Iba1 staining was analyzed using the skeletal analysis plugin following the protocol previously published. In brief, photomicrographs were pre-processed by converting to 8-bit and applying the FFT bandpass filter in ImageJ. The brightness/contrast of the photomicrograph was then adjusted to best visualize the branches of the microglia. The unsharp mask was then applied to further increase the contrast of the photomicrograph, and the despeckle function was applied to remove pixels/noise. The threshold was then adjusted, and the despeckle, close, and remove outliers functions were applied. The binarized image was then skeletonized. Microglial cell somas were counted manually to obtain a total microglial count per photomicrograph. The total microglial branch length, branch endpoints, and number of branches were calculated across the entire image and then averaged by the number of microglial cells per frame.

Fractal analysis

According to the previously published protocol, randomly selected microglia were isolated from the photomicrographs and underwent fractal analysis. In brief, this involved converting the photomicrograph to binary, creating a region of interest (ROI) that was sized to fit around all microglia in the study to ensure the scale of the isolated microglia was the same. Using a random number generator, coordinates were used to randomly select 3 microglia per image. Using the ROI, each selected cell was removed from the binary image. The paintbrush tool was used to remove any fragments that were not attached to the cell and connect any branches that became fragmented due to image processing, using the original photomicrograph as a reference. Once microglia were isolated, the binary image was converted to an outline. The FracLac plug-in was used to analyze the cells, with ‘box counting’ applied and the ‘grid design Num G’ set to 4. The convex hull and bounding circle of the cell (image 2D) were measured. The fractal dimension (a statistical measure of pattern complexity), lacunarity (a geometric measure of how a pattern fills space), circularity (how circular the microglial cell is), span ratio (longest length/longest width), and density (number of pixels/area) were measured.

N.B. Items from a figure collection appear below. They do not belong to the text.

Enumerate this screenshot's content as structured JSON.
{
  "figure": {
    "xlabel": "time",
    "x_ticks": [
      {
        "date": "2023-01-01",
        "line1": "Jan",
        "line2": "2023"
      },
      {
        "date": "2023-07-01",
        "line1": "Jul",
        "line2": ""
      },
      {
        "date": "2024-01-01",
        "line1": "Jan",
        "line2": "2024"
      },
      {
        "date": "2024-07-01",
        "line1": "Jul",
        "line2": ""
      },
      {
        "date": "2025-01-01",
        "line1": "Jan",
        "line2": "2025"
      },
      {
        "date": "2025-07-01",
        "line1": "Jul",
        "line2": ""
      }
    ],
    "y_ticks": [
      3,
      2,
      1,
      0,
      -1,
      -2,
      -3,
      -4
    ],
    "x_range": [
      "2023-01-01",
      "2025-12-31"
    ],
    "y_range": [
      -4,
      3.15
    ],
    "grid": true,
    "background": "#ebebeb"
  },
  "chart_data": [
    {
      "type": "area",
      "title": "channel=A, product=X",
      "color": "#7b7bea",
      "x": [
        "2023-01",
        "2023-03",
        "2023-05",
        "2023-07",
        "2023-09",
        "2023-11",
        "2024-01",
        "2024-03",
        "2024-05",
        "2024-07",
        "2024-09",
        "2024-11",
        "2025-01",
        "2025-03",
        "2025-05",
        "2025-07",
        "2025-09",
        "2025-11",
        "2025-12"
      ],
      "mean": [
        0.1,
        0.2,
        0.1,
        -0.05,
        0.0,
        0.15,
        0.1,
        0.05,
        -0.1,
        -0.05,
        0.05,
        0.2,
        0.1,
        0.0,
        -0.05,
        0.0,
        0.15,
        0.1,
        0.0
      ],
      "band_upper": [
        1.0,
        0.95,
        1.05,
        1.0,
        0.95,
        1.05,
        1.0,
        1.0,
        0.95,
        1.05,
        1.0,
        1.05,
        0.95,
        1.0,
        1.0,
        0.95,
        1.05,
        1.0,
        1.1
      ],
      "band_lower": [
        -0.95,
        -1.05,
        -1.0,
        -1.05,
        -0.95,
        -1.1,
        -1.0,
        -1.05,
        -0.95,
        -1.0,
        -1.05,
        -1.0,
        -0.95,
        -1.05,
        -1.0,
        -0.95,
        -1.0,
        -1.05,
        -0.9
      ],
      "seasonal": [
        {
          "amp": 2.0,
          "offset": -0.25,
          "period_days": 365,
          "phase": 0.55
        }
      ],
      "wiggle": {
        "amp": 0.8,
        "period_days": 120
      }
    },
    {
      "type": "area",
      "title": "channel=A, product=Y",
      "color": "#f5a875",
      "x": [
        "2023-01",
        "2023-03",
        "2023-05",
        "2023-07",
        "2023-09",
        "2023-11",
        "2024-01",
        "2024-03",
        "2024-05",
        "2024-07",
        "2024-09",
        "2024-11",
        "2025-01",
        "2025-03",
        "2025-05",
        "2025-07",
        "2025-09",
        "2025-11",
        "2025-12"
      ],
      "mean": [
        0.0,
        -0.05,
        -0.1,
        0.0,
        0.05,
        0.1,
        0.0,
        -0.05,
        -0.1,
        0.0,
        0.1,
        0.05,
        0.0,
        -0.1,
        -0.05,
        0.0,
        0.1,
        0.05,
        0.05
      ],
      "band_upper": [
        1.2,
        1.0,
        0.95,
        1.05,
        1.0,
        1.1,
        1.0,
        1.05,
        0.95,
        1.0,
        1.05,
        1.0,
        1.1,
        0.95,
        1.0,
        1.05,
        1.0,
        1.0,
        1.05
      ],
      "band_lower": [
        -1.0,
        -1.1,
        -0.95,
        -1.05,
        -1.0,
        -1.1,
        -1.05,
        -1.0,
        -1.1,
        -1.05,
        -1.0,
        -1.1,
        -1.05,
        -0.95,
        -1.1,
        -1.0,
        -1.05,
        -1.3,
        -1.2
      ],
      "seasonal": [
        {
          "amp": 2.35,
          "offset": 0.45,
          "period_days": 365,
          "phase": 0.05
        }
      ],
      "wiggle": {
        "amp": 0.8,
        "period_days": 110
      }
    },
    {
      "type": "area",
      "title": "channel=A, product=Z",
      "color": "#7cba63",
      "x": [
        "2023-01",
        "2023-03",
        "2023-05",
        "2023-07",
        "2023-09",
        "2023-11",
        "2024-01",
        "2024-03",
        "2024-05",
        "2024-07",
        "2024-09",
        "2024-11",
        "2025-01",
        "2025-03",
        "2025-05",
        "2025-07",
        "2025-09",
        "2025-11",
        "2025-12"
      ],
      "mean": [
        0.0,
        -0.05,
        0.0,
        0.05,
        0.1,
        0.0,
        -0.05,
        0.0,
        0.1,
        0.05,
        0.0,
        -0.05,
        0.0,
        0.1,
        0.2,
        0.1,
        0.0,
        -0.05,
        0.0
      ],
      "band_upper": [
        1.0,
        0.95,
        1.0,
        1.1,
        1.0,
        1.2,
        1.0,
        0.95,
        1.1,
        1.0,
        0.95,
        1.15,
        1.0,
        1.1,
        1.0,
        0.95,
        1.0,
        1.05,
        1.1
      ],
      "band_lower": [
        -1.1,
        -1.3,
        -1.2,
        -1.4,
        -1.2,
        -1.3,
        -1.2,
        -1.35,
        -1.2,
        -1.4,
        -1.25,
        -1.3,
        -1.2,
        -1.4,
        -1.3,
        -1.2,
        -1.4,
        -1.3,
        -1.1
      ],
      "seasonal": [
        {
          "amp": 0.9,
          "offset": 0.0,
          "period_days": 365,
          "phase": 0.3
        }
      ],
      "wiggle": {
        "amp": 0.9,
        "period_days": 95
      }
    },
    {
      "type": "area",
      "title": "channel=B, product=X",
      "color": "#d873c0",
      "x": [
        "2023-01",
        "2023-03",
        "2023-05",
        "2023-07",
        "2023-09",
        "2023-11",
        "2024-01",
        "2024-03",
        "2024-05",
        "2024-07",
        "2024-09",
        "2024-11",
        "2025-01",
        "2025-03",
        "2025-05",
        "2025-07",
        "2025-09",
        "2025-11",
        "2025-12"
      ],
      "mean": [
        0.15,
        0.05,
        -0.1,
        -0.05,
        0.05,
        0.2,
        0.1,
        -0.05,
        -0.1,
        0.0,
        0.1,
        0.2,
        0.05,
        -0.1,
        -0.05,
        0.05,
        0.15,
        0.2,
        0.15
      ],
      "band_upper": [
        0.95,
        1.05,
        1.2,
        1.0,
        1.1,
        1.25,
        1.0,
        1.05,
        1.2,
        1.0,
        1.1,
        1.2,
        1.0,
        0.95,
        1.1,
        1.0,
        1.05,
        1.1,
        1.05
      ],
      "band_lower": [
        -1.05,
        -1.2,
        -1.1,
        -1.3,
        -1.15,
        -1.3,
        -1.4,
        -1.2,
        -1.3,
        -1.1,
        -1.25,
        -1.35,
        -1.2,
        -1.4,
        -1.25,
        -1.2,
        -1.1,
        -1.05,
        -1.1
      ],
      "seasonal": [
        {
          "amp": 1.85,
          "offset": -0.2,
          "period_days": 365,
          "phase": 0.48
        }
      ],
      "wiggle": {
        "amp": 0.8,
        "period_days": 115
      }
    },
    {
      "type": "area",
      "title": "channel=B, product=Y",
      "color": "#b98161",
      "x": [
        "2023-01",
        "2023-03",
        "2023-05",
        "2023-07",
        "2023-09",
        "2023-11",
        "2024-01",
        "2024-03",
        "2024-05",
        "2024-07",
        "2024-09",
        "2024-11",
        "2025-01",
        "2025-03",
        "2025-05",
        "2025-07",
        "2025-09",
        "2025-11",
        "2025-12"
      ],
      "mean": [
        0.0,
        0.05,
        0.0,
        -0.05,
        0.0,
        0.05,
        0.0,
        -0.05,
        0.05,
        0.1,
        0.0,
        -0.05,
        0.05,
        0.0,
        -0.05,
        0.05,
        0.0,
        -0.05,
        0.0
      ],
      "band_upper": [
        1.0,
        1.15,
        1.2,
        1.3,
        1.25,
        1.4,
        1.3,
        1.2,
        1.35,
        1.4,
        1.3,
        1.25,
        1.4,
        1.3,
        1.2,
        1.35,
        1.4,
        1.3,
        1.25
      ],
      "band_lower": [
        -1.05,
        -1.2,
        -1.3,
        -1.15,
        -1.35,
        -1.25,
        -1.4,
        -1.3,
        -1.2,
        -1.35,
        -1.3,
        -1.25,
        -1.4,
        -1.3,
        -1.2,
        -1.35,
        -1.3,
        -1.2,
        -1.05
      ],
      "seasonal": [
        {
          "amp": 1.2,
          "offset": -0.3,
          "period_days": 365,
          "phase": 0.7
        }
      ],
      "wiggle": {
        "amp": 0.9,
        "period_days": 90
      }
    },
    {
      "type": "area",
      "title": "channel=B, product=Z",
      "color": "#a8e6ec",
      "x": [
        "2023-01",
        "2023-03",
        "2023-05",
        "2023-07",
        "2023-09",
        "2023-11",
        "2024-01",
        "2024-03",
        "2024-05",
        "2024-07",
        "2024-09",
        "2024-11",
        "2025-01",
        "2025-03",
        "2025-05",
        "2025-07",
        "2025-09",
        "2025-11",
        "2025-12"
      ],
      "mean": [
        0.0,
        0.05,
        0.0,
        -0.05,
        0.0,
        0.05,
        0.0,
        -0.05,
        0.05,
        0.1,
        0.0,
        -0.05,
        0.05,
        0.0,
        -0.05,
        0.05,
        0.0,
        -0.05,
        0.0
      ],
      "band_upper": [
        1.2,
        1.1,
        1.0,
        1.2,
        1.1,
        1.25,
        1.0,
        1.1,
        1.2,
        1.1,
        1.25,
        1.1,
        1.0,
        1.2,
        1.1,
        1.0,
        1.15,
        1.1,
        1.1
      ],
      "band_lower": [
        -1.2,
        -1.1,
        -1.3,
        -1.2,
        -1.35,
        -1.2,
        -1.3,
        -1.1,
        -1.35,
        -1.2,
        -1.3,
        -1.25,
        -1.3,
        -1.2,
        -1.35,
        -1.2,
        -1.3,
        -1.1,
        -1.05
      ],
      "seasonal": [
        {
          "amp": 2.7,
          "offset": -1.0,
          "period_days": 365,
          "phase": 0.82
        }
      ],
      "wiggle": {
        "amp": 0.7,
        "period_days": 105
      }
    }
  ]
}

Single cell skeletal analysis

The same cells that were isolated for fractal analysis were skeletonized and analyzed with the skeletal analysis plugin in ImageJ. The number of branches, the total branch length, and the endpoints per microglia were calculated per isolated cell using the ‘analyze skeleton function’. The cell body area and perimeter were calculated using the multipoint area selection tool.

Sholl analysis

Sholl analysis was performed in ImageJ on the same isolated cells that were used for fractal and skeletal analysis. A radius was drawn from the center of the cell body to the end of the longest branch to set the upper and lower limit for concentric circle placement. The first circle was set as close to the edge of the cell body as possible to ensure the cell body was not counted as an intercept on the circle. The distance between each circle was set at 5 µm for all cells. The number of times that the microglial branches intercepted each of the circles was calculated.